Lincoln, Neb. —Sruti Das Choudhury, image analysis specialist, received a Faculty Inclusive Excellence Award at the CASNR Awards Luncheon on May 10.

The School of Natural Resources research associate professor has been teaching presession courses on computer vision, machine learning and artificial intelligence for the past three years to students from all backgrounds.

She designed the courses so that even students who had never coded could learn to use artificial intelligence tools introduced since 2022 and work with Python and MATLAB.

“I wanted to frame the courses in such a way so that students of all disciplines, all majors, even all stages of their career, can take help of these tools and implement computer vision and machine learning techniques right away and overcome the challenges and fears of programming,” Das Choudhury said.

She had noted students not majoring in computer science had a fear of programming but needed programming work done to reach their goals. They often relied on others to perform programming tasks she said they could have learned easily with the correct method of teaching.

Having served as a postdoctoral researcher in the School of Computing and earned her doctorate in computer science engineering from the University of Warwick in England, Das Choudhury designed the new courses and, with funding of the Office of the Executive Vice Chancellor, opened them to students across the university.

In the courses, she teaches students to use computer vision and AI tools without going into details about their theoretical backgrounds.

So far, students from 12 units, such as the School of Natural Resources, Civil and Environmental Engineering and the Department of Mechanical and Materials Engineering, have taken the courses.

They gave the courses the highest rating for all three years, with class sizes ranging 20-25 students.

“It is inspiring to observe Sruti in action,” said Tala Awada, associate dean in the Agricultural Research Division. “She is authentic and has a genuine interest in building AI and computer vision skills of IANR students with little or no background in the domain. She meets everyone where they are and creates a student-specific plan to help them succeed.”

Awada and Larkin Powell, director of the School of Natural Resources, supported Das Choudhury with letters of support for the award. Ashok Samal, computer science professor, nominated her.

In her research, Das Choudhury uses computer vision and AI techniques to analyze plant images to determine traits much quicker than could be done by humans on the ground. She collaborates internationally on such work and sees the need for increasing use of computer advances.

“Artificial intelligence must not be confined to only computer science major students,” she said. “It is for everybody. Ten years from now, every organization will request some sort of data literacy. Society is going in that direction, like data scientific knowledge and AI tools will be required. So, I want students from across universities to be competitive in the job market, to be top in the research sector and at the top of the academic sectors.”

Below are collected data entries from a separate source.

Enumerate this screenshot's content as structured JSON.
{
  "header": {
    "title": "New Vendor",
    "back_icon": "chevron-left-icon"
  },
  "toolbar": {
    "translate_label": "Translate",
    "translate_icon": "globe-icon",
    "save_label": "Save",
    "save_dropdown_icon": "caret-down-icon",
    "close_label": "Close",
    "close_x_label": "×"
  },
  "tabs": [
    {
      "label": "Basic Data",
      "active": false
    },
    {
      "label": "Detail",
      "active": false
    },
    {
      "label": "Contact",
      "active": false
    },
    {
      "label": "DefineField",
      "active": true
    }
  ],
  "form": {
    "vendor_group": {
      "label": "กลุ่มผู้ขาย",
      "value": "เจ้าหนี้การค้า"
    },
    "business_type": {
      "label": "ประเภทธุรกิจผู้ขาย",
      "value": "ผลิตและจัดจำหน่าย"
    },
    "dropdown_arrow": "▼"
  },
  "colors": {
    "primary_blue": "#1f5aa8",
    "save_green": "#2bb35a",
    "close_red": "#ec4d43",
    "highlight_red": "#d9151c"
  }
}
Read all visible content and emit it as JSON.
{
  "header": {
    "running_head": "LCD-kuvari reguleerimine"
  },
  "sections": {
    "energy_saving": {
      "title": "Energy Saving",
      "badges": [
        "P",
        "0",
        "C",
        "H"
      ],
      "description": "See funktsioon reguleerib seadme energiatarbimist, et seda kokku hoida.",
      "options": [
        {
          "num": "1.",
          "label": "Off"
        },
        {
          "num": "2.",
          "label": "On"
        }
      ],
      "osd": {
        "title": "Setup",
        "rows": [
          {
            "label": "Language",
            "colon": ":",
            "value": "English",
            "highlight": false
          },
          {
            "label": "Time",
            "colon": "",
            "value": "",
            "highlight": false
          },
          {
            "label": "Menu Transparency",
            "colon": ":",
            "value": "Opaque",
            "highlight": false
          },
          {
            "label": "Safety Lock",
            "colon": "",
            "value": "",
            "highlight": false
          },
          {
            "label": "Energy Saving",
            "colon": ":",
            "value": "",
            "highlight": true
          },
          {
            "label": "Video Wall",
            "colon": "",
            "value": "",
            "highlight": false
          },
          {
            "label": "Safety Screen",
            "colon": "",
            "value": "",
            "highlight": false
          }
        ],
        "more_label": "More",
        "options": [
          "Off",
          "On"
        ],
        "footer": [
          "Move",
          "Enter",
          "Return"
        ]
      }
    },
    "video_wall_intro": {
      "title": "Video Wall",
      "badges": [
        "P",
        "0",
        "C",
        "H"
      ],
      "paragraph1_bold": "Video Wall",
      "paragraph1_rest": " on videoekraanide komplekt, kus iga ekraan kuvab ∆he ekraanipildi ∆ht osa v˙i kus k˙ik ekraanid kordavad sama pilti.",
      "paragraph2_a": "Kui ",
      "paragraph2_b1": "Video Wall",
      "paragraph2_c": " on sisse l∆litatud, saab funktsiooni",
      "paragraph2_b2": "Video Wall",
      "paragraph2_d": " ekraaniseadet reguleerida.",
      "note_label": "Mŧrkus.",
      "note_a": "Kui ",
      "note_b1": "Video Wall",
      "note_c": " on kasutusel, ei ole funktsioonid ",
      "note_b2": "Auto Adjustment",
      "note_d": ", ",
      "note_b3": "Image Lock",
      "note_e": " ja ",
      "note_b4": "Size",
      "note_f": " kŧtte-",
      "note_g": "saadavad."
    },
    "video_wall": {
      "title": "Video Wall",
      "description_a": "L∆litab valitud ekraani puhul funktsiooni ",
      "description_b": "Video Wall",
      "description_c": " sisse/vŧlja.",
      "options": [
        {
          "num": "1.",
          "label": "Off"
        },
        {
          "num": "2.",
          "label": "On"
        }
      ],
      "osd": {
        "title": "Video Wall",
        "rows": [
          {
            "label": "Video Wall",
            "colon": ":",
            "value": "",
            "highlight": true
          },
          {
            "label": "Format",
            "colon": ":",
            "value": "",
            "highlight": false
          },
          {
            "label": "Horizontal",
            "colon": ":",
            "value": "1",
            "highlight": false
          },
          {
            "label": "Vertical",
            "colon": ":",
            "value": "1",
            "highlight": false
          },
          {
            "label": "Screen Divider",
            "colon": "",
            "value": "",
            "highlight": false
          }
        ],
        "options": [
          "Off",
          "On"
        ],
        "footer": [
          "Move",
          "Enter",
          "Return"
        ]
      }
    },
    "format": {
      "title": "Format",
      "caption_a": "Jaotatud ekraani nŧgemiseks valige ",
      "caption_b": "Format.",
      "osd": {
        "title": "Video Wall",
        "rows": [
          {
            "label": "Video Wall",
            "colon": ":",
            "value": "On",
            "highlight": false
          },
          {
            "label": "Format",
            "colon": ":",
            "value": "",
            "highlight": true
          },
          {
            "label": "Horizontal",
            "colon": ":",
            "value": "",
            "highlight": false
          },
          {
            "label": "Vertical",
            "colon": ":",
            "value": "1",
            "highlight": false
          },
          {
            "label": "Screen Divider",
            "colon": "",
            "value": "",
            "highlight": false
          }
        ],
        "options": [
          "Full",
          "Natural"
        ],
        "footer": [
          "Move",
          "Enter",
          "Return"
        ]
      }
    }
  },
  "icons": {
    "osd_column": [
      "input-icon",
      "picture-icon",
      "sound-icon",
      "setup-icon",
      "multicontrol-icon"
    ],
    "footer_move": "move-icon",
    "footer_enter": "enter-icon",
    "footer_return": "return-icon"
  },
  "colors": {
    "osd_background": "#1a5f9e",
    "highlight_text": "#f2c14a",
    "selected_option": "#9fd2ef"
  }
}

That has been her goal and her purpose and she has been happy to see them met with students, she said.

“They just proactively use these techniques in their research by themselves,” she said. “It excited them, and it excited me as well because it was a good feeling that I'm pleased that my main ambition of teaching these subjects basically has been fulfilled.”

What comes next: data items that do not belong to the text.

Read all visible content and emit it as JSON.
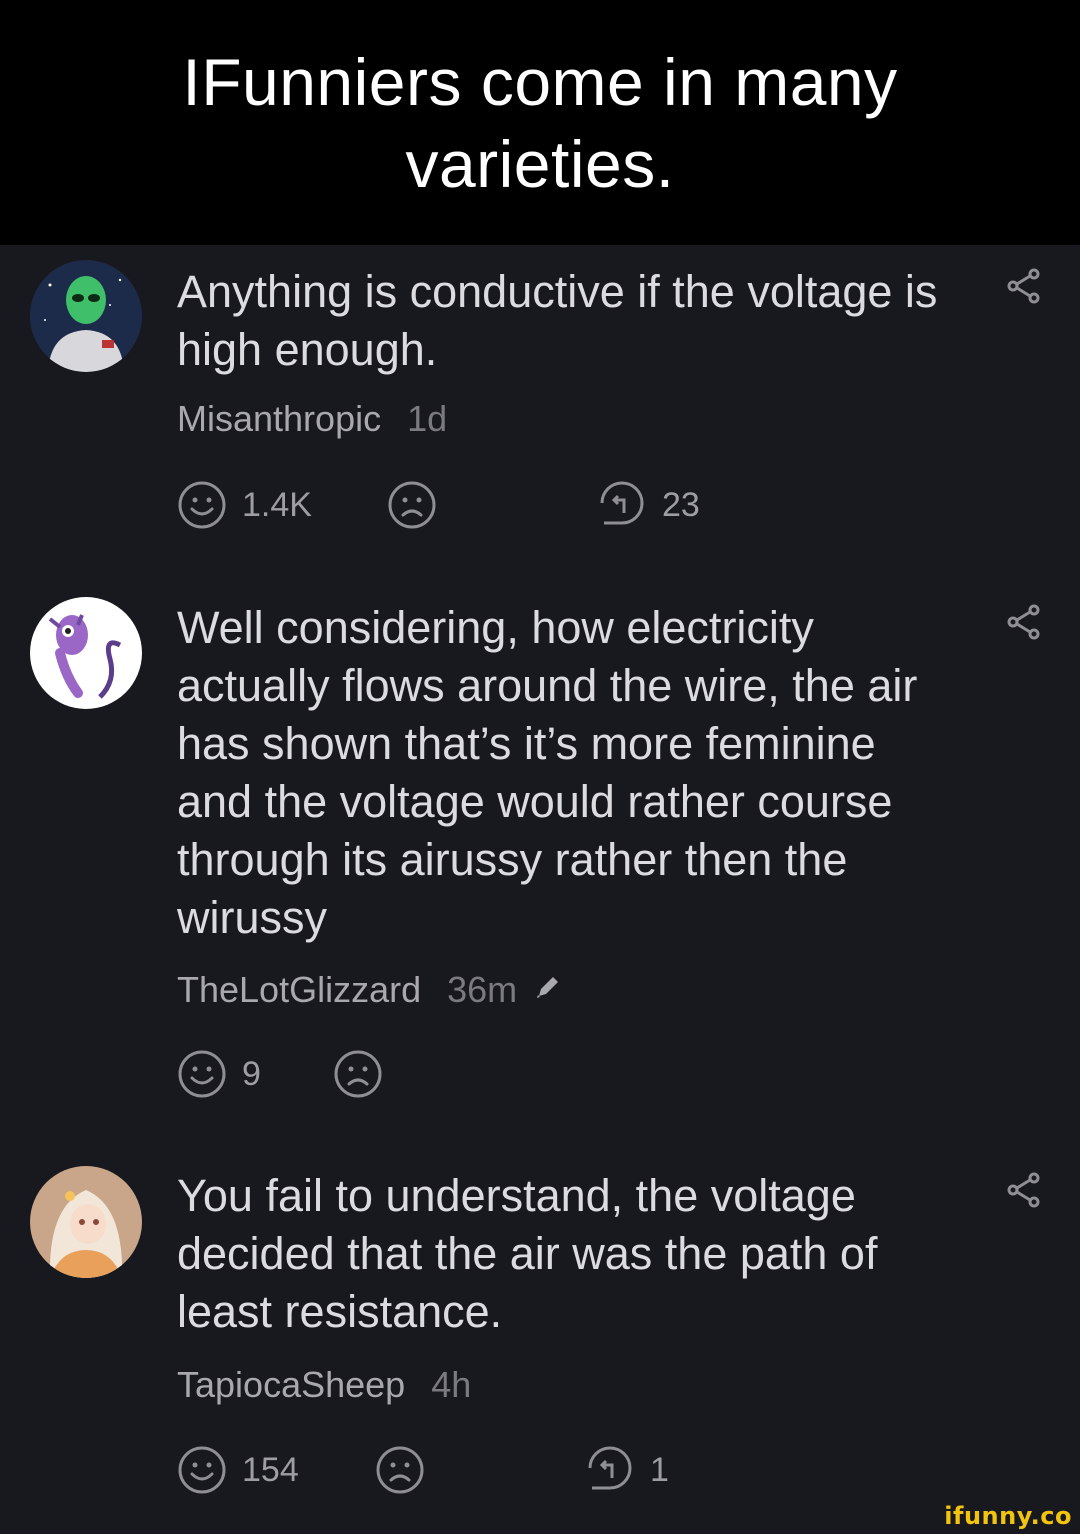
{
  "caption": "IFunniers come in many varieties.",
  "comments": [
    {
      "text": "Anything is conductive if the voltage is high enough.",
      "author": "Misanthropic",
      "time": "1d",
      "smiles": "1.4K",
      "replies": "23"
    },
    {
      "text": "Well considering, how electricity actually flows around the wire, the air has shown that’s it’s more feminine and the voltage would rather course through its airussy rather then the wirussy",
      "author": "TheLotGlizzard",
      "time": "36m",
      "smiles": "9"
    },
    {
      "text": "You fail to understand, the voltage decided that the air was the path of least resistance.",
      "author": "TapiocaSheep",
      "time": "4h",
      "smiles": "154",
      "replies": "1"
    }
  ],
  "watermark": "ifunny.co",
  "colors": {
    "background": "#18191e",
    "caption_bg": "#000000",
    "text": "#dcdce0",
    "meta": "#a8a8ae",
    "icon": "#8e8e94",
    "watermark": "#f2c40f"
  }
}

As a recipient of the Faculty Inclusive Excellence Award, she received $5,000 and a plaque.

The award is part of the Holling Family Teaching Excellence Awards recognizing exceptional teaching in the Institute of Agriculture and Natural Resources since 1998. The Holling family established the awards program in honor of John Holling, a Nebraska electrical engineering graduate from 1912, and his brother, Gustave Holling, who attended the College of Agriculture before going on to farm near Wood River.